The topic of this book is the life of the narrator, who is now an elderly man. Throughout the book you get to follow different episodes from his life, cut up into different chapters and intertwined with each other, ranging from when he was a child to his divorce and the cancer his mother suffered from as an old woman. Absolutely everything in this book feels typical for me. Since I am very familiar with Oslo now, I recognize all the places he speaks about and I have even lived and worked in them, something that doubtlessly brings me closer to the story, but the people he describes also feel extremely real. His mother, the weird distance she keeps between herself and her son, her constant shortness, her apparent indifference and self-sacrifice do not appear strange at all, nor the weakness (male) of the main character and his father. I get the impression it could have been anyone. His wife, who is divorcing him and whom he cannot look at anymore, and who tells him to stop being so ridiculous, also feels... right.

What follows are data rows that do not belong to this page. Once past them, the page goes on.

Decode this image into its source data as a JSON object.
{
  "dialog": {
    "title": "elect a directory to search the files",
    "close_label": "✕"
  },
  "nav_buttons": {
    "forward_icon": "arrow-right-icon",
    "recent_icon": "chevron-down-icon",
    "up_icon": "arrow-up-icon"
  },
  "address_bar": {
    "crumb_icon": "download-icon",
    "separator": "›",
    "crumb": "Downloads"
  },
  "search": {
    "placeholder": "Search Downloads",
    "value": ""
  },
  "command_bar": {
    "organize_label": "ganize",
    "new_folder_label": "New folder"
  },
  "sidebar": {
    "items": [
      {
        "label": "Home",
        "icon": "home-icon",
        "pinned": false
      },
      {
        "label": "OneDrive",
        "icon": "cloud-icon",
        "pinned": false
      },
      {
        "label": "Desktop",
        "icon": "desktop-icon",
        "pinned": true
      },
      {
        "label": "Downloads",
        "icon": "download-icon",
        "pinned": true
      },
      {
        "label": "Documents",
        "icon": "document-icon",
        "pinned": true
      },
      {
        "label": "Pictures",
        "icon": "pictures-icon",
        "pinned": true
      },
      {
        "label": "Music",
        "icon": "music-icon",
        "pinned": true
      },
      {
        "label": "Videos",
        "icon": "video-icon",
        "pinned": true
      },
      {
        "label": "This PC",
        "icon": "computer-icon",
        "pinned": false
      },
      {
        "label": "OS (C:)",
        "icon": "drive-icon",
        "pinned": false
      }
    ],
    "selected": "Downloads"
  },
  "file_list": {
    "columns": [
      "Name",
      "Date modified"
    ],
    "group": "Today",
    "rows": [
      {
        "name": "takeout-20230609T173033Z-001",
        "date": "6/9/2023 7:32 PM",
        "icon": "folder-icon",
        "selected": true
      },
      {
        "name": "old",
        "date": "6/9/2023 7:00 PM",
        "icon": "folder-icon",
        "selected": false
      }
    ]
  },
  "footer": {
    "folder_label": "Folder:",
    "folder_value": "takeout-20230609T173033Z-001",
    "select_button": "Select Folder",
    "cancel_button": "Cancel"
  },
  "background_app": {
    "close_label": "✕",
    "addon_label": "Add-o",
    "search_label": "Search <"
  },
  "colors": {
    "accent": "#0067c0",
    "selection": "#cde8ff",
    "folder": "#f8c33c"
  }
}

Other books or authors this one reminds me of are Elisabeth Rynell (Till Mervas especially), Mare Kandre (Aliide, Aliide) and Herbjørg Wassmo (Tora Trilogy). These are the kind of books I enjoy studying foreign languages for. You can certainly read quite a lot of books translated, but there is always a big part of literature that never gets translated, and when it comes to Swedish literature, detective stories seems to be what gets translated and sold abroad. The good literature stays in Sweden.


Jeg forbanner tidens elv has, by the way, won the literary award of the Nordic Council and has been called the best Norwegian book of 2008. In 2003 he wrote another book that became absolutely huge, not only in Norway but abroad as well. So I think that's what I'm going to read once I get back from Russia.

3 comments:

  1. Thanks for all the recommendations!
    I´m totally unaware of Norwegian literature, so let´s give a try! :-)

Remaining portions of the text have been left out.